The Federal Reserve has expanded its scrutiny of banks’ physical commodities operations to encompass businesses run by Goldman Sachs Group Inc. and Morgan Stanley that Congress had previously authorized.
The Fed is examining all legal and regulatory exemptions that allow banks to participate in the commodities markets, said a person briefed on the process who asked not to be named because the review is confidential. The appraisal, intended to minimize potential risks to the financial system, widened since the Fed said in July that it’s reconsidering its landmark 2003 decision to grant some lenders, such as Citigroup Inc. and JPMorgan Chase & Co., permission to expand into raw materials.
U.S. law restricts banks from owning non-financial businesses unless they get special exemptions. Goldman Sachs and Morgan Stanley were the two biggest U.S. securities firms until they converted into banks in 2008. A 1999 law “grandfathers” any commodities operations they had before Sept. 30, 1997.
“The way I read the statute, all commodities activities are grandfathered forever, subject to appropriate risk-management controls,” said Randy Guynn, head of the financial institutions group at law firm Davis Polk & Wardwell LLP, whose clients include Morgan Stanley and Goldman Sachs.
The breadth of the Fed’s review indicates the central bank could narrow its interpretation of what’s grandfathered, potentially limiting Goldman Sachs and Morgan Stanley’s commodities operations to exactly what was held in 1997. Some of their commodity activities, such as Goldman Sachs’s Metro International Trade Services LLC aluminum warehousing business, fall under a separate exemption for “merchant banking” investments. Those can only be held for 10 years.
The Fed is “trying to clear up grandfathering and how it fits merchant banking and the broader context,” said Karen Shaw Petrou, managing partner of Washington-based Federal Financial Analytics, which advises companies on how policies may affect their businesses. Leeway allowed to banks is vague, she said.
Banks trade derivatives related to commodities from oil to corn to gold. To support that business, they often accept delivery of those assets to settle trades, and even store the materials. Many banks have moved beyond trading to owning physical operations such as shipping companies and power plants.
The U.S. Chamber of Commerce and companies including Boeing Co. and United Parcel Service Inc. sent a letter today to Fed Chairman Ben S. Bernanke, saying they would face difficulties if banks are forced out of commodities.
“Our ability to manage our risk would be seriously impeded” if banks disappear as counterparties for physical commodities hedges, the group said. “We likely would be forced to tie up our own capital in holding physical inventories and the related infrastructure to manage those inventories, and may find our options for hedging shrink, become less useful, or more expensive.”

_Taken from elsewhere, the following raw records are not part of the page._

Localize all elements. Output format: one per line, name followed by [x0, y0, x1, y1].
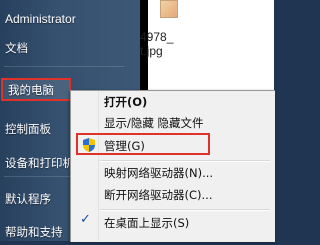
start-menu-item-documents[interactable]: 文档: [0, 35, 132, 61]
context-menu-separator: [100, 209, 270, 211]
context-menu-item-show-hide[interactable]: 显示/隐藏 隐藏文件: [104, 114, 204, 132]
checkmark-icon: ✓: [80, 212, 91, 227]
start-menu-user-name[interactable]: Administrator: [0, 6, 132, 32]
context-menu-item-open[interactable]: 打开(O): [104, 93, 147, 111]
file-name-line2: t.jpg: [140, 44, 163, 58]
context-menu-item-map-network-drive[interactable]: 映射网络驱动器(N)...: [104, 164, 213, 182]
start-menu-divider: [4, 66, 124, 67]
context-menu-separator: [100, 160, 270, 162]
desktop-file-label[interactable]: 4978_ t.jpg: [140, 30, 173, 58]
start-menu-item-my-computer[interactable]: 我的电脑: [1, 78, 71, 101]
context-menu-item-disconnect-network-drive[interactable]: 断开网络驱动器(C)...: [104, 186, 212, 204]
manage-highlight-box: [76, 133, 210, 155]
file-name-line1: 4978_: [140, 30, 174, 44]
context-menu-item-show-on-desktop[interactable]: 在桌面上显示(S): [104, 214, 189, 232]
image-file-thumbnail[interactable]: [160, 0, 178, 18]
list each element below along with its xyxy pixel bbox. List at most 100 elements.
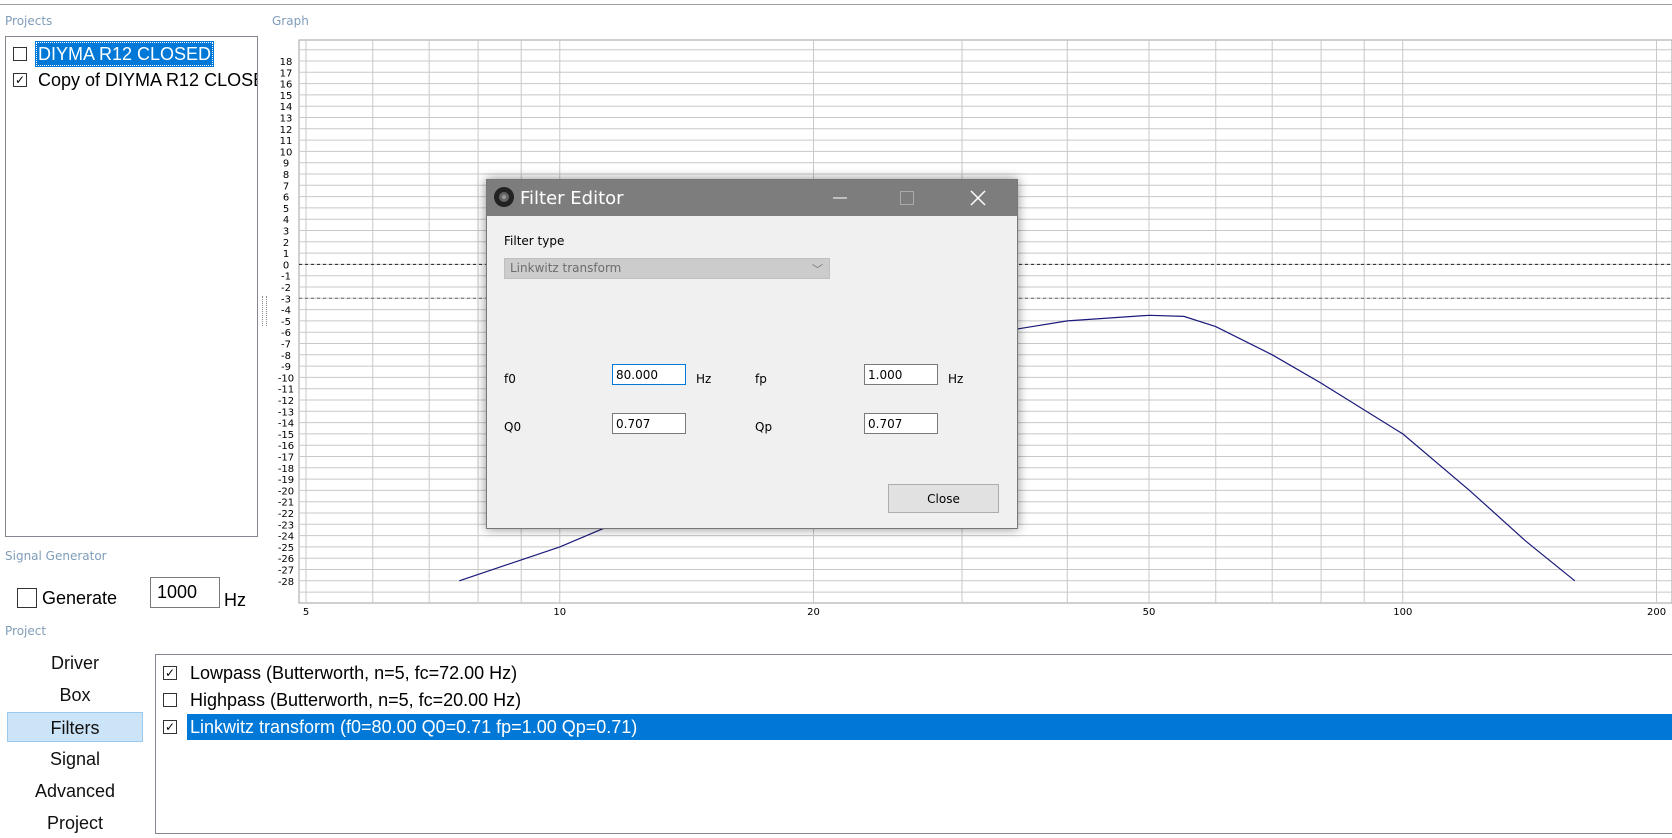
nav-filters[interactable]: Filters [7, 712, 143, 742]
filter-checkbox[interactable]: ✓ [163, 666, 177, 680]
y-tick-label: 16 [280, 80, 293, 91]
nav-advanced[interactable]: Advanced [7, 776, 143, 806]
y-tick-label: -10 [278, 373, 294, 384]
y-tick-label: -21 [278, 498, 294, 509]
y-tick-label: -12 [278, 396, 294, 407]
filter-checkbox[interactable]: ✓ [163, 720, 177, 734]
y-tick-label: 8 [283, 170, 289, 181]
check-icon: ✓ [165, 667, 175, 679]
signal-generator-label: Signal Generator [5, 549, 107, 563]
dialog-titlebar[interactable]: Filter Editor [487, 180, 1017, 216]
y-tick-label: 1 [283, 249, 289, 260]
y-tick-label: 4 [283, 215, 289, 226]
y-tick-label: 12 [280, 125, 293, 136]
fp-input[interactable] [864, 364, 938, 385]
generate-label: Generate [42, 588, 117, 609]
close-button[interactable]: Close [888, 484, 999, 513]
maximize-button[interactable] [884, 180, 930, 216]
project-checkbox[interactable]: ✓ [13, 73, 27, 87]
y-tick-label: -20 [278, 486, 294, 497]
filters-list[interactable]: ✓ Lowpass (Butterworth, n=5, fc=72.00 Hz… [155, 654, 1672, 834]
generate-checkbox[interactable] [17, 588, 37, 608]
nav-driver[interactable]: Driver [7, 648, 143, 678]
y-tick-label: -24 [278, 532, 294, 543]
y-tick-label: 10 [280, 147, 293, 158]
y-tick-label: -17 [278, 453, 294, 464]
close-icon [970, 190, 986, 206]
fp-unit: Hz [948, 372, 963, 386]
y-tick-label: -1 [281, 272, 291, 283]
x-tick-label: 200 [1647, 607, 1666, 618]
y-tick-label: -26 [278, 554, 294, 565]
f0-unit: Hz [696, 372, 711, 386]
maximize-icon [900, 191, 914, 205]
y-tick-label: -18 [278, 464, 294, 475]
filter-label: Lowpass (Butterworth, n=5, fc=72.00 Hz) [187, 660, 520, 686]
y-tick-label: -25 [278, 543, 294, 554]
y-tick-label: -2 [281, 283, 291, 294]
graph-section-label: Graph [272, 14, 309, 28]
q0-label: Q0 [504, 420, 521, 434]
filter-item-linkwitz[interactable]: ✓ Linkwitz transform (f0=80.00 Q0=0.71 f… [163, 714, 1672, 740]
y-tick-label: -22 [278, 509, 294, 520]
y-tick-label: -27 [278, 566, 294, 577]
qp-label: Qp [755, 420, 772, 434]
filter-item-lowpass[interactable]: ✓ Lowpass (Butterworth, n=5, fc=72.00 Hz… [163, 660, 520, 686]
y-tick-label: 18 [280, 57, 293, 68]
filter-checkbox[interactable] [163, 693, 177, 707]
y-tick-label: -7 [281, 340, 291, 351]
filter-type-value: Linkwitz transform [510, 261, 621, 275]
f0-input[interactable] [612, 364, 686, 385]
y-tick-label: -28 [278, 577, 294, 588]
y-tick-label: -8 [281, 351, 291, 362]
project-item[interactable]: ✓ Copy of DIYMA R12 CLOSED [13, 67, 257, 93]
y-tick-label: 2 [283, 238, 289, 249]
project-item[interactable]: DIYMA R12 CLOSED [13, 41, 257, 67]
x-tick-label: 50 [1143, 607, 1156, 618]
y-tick-label: -6 [281, 328, 291, 339]
y-tick-label: 7 [283, 181, 289, 192]
y-tick-label: 15 [280, 91, 293, 102]
y-tick-label: -13 [278, 407, 294, 418]
y-tick-label: -16 [278, 441, 294, 452]
x-tick-label: 20 [807, 607, 820, 618]
project-checkbox[interactable] [13, 47, 27, 61]
y-tick-label: 11 [280, 136, 293, 147]
fp-label: fp [755, 372, 767, 386]
x-tick-label: 10 [553, 607, 566, 618]
check-icon: ✓ [15, 74, 25, 86]
project-name: Copy of DIYMA R12 CLOSED [35, 67, 257, 93]
y-tick-label: -11 [278, 385, 294, 396]
project-name: DIYMA R12 CLOSED [35, 41, 214, 67]
dialog-title: Filter Editor [520, 188, 624, 209]
frequency-input[interactable] [150, 577, 220, 608]
nav-signal[interactable]: Signal [7, 744, 143, 774]
y-tick-label: 9 [283, 159, 289, 170]
speaker-icon [493, 186, 515, 213]
projects-list[interactable]: DIYMA R12 CLOSED ✓ Copy of DIYMA R12 CLO… [5, 36, 258, 537]
top-divider [0, 0, 1672, 5]
y-tick-label: 5 [283, 204, 289, 215]
minimize-icon [833, 191, 847, 205]
filter-label: Highpass (Butterworth, n=5, fc=20.00 Hz) [187, 687, 524, 713]
qp-input[interactable] [864, 413, 938, 434]
q0-input[interactable] [612, 413, 686, 434]
check-icon: ✓ [165, 721, 175, 733]
y-tick-label: -9 [281, 362, 291, 373]
chevron-down-icon: ﹀ [812, 261, 823, 277]
filter-editor-dialog: Filter Editor Filter type Linkwitz trans… [486, 179, 1018, 529]
filter-type-select[interactable]: Linkwitz transform ﹀ [504, 258, 830, 279]
filter-item-highpass[interactable]: Highpass (Butterworth, n=5, fc=20.00 Hz) [163, 687, 524, 713]
nav-project[interactable]: Project [7, 808, 143, 838]
y-tick-label: -19 [278, 475, 294, 486]
close-window-button[interactable] [955, 180, 1001, 216]
y-tick-label: 14 [280, 102, 293, 113]
nav-box[interactable]: Box [7, 680, 143, 710]
y-tick-label: -3 [281, 294, 291, 305]
x-tick-label: 100 [1393, 607, 1412, 618]
minimize-button[interactable] [817, 180, 863, 216]
projects-section-label: Projects [5, 14, 52, 28]
y-tick-label: 0 [283, 260, 289, 271]
y-tick-label: -4 [281, 306, 291, 317]
filter-type-label: Filter type [504, 234, 564, 248]
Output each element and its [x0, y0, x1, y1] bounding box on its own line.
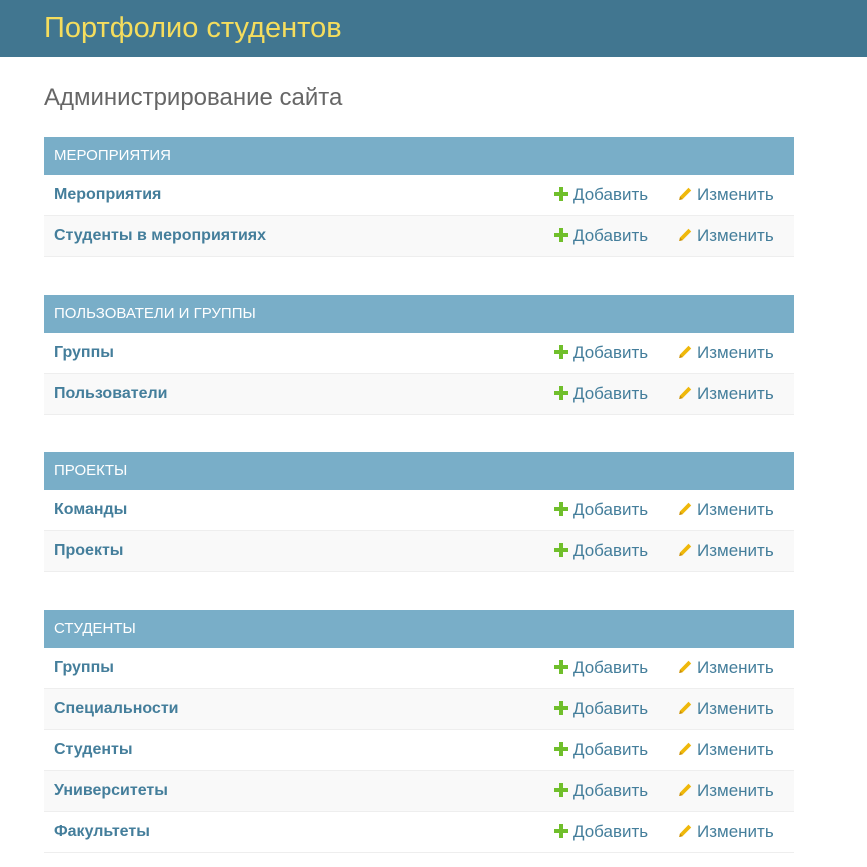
model-link[interactable]: Команды: [54, 490, 127, 530]
add-label: Добавить: [573, 343, 649, 362]
change-label: Изменить: [697, 343, 774, 362]
model-row: Факультеты Добавить Изменить: [44, 812, 794, 853]
add-label: Добавить: [573, 541, 649, 560]
model-link[interactable]: Проекты: [54, 531, 123, 571]
app-module-events: Мероприятия Мероприятия Добавить Изменит…: [44, 137, 794, 257]
change-label: Изменить: [697, 500, 774, 519]
change-label: Изменить: [697, 699, 774, 718]
change-link[interactable]: Изменить: [678, 531, 774, 571]
change-label: Изменить: [697, 822, 774, 841]
site-header: Портфолио студентов: [0, 0, 867, 57]
site-title-link[interactable]: Портфолио студентов: [44, 8, 342, 48]
app-module-auth: Пользователи и группы Группы Добавить Из…: [44, 295, 794, 415]
pencil-icon: [679, 783, 692, 796]
change-link[interactable]: Изменить: [678, 333, 774, 373]
pencil-icon: [679, 228, 692, 241]
plus-icon: [554, 228, 568, 242]
add-label: Добавить: [573, 658, 649, 677]
change-link[interactable]: Изменить: [678, 490, 774, 530]
plus-icon: [554, 824, 568, 838]
add-link[interactable]: Добавить: [554, 490, 648, 530]
add-label: Добавить: [573, 500, 649, 519]
model-link[interactable]: Студенты: [54, 730, 133, 770]
change-label: Изменить: [697, 384, 774, 403]
add-link[interactable]: Добавить: [554, 730, 648, 770]
plus-icon: [554, 386, 568, 400]
model-row: Студенты Добавить Изменить: [44, 730, 794, 771]
model-row: Университеты Добавить Изменить: [44, 771, 794, 812]
model-link[interactable]: Группы: [54, 648, 114, 688]
model-link[interactable]: Пользователи: [54, 374, 167, 414]
add-label: Добавить: [573, 384, 649, 403]
pencil-icon: [679, 187, 692, 200]
plus-icon: [554, 701, 568, 715]
change-link[interactable]: Изменить: [678, 216, 774, 256]
plus-icon: [554, 187, 568, 201]
model-row: Студенты в мероприятиях Добавить Изменит…: [44, 216, 794, 257]
module-caption[interactable]: Мероприятия: [44, 137, 794, 175]
change-link[interactable]: Изменить: [678, 771, 774, 811]
model-row: Специальности Добавить Изменить: [44, 689, 794, 730]
plus-icon: [554, 660, 568, 674]
pencil-icon: [679, 386, 692, 399]
change-link[interactable]: Изменить: [678, 374, 774, 414]
add-link[interactable]: Добавить: [554, 648, 648, 688]
plus-icon: [554, 543, 568, 557]
page-title: Администрирование сайта: [44, 84, 343, 111]
model-row: Пользователи Добавить Изменить: [44, 374, 794, 415]
model-row: Группы Добавить Изменить: [44, 648, 794, 689]
module-caption[interactable]: Студенты: [44, 610, 794, 648]
add-label: Добавить: [573, 699, 649, 718]
model-link[interactable]: Университеты: [54, 771, 168, 811]
change-link[interactable]: Изменить: [678, 648, 774, 688]
change-link[interactable]: Изменить: [678, 730, 774, 770]
add-label: Добавить: [573, 822, 649, 841]
model-row: Проекты Добавить Изменить: [44, 531, 794, 572]
pencil-icon: [679, 543, 692, 556]
add-label: Добавить: [573, 185, 649, 204]
add-link[interactable]: Добавить: [554, 531, 648, 571]
add-label: Добавить: [573, 740, 649, 759]
change-label: Изменить: [697, 781, 774, 800]
model-row: Мероприятия Добавить Изменить: [44, 175, 794, 216]
change-label: Изменить: [697, 740, 774, 759]
model-link[interactable]: Группы: [54, 333, 114, 373]
pencil-icon: [679, 502, 692, 515]
plus-icon: [554, 742, 568, 756]
change-link[interactable]: Изменить: [678, 689, 774, 729]
plus-icon: [554, 783, 568, 797]
model-link[interactable]: Мероприятия: [54, 175, 161, 215]
plus-icon: [554, 345, 568, 359]
module-caption[interactable]: Проекты: [44, 452, 794, 490]
add-link[interactable]: Добавить: [554, 175, 648, 215]
add-link[interactable]: Добавить: [554, 812, 648, 852]
add-link[interactable]: Добавить: [554, 689, 648, 729]
add-label: Добавить: [573, 226, 649, 245]
pencil-icon: [679, 824, 692, 837]
change-link[interactable]: Изменить: [678, 175, 774, 215]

Unlike Goldman Sachs and Morgan Stanley, banks such as JPMorgan and Citigroup had to seek an exemption from the Fed that deemed their physical commodities units complementary to their financial operations. That exemption, granted in 2003, was the first to come under the central bank’s review.
The Fed is conducting the review while U.S. lawmakers and regulators raise concerns that banks might abuse their various roles in commodities markets, such as by coordinating their trading platforms and ownership of materials or energy firms to influence prices and profit. Lawmakers and regulators also have questioned whether large banks integral to financial markets should own commodities businesses, such as oil tankers, in which accidents could undermine the firms’ stability.
“There’s a lot of problems with banks engaging in commodities and taking proprietary positions in commodities,” Senator Carl Levin, a Michigan Democrat, said in an interview. The Permanent Subcommittee on Investigations, which he leads, is reviewing banks’ involvement in commodities.
“Congress should reject the policies that allow for bank ownership and reverse the law,” Bart Chilton, a Democratic member of the Commodity Futures Trading Commission, said in an interview.
JPMorgan, whose commodities units are overseen by Blythe Masters, said in July it may exit businesses. The largest U.S. bank could sell or spin off holdings including warehouses, stakes in power plants and trading in materials such as gas and coal. The New York-based firm said it will continue trading commodity derivatives as well as storing and trading precious metals.
Morgan Stanley, whose commodities business is run by Simon Greenshields and Colin Bryce, owns electricity-generating facilities in the U.S. and Europe and markets electric power in the U.S. It also owns Denver-based TransMontaigne Inc., a petroleum and chemical transportation and storage company, and a stake in Heidmar Inc., based in Norwalk, Connecticut, which manages about 100 oil and chemical tankers.
Goldman Sachs, whose commodities trading unit is led by Gregory A. Agran in New York and Magid N. Shenouda in London, owns coal mines in Colombia, a stake in the railroad that transports the coal to port and part of an oil field off the coast of Angola. Spokesmen for both firms declined to comment.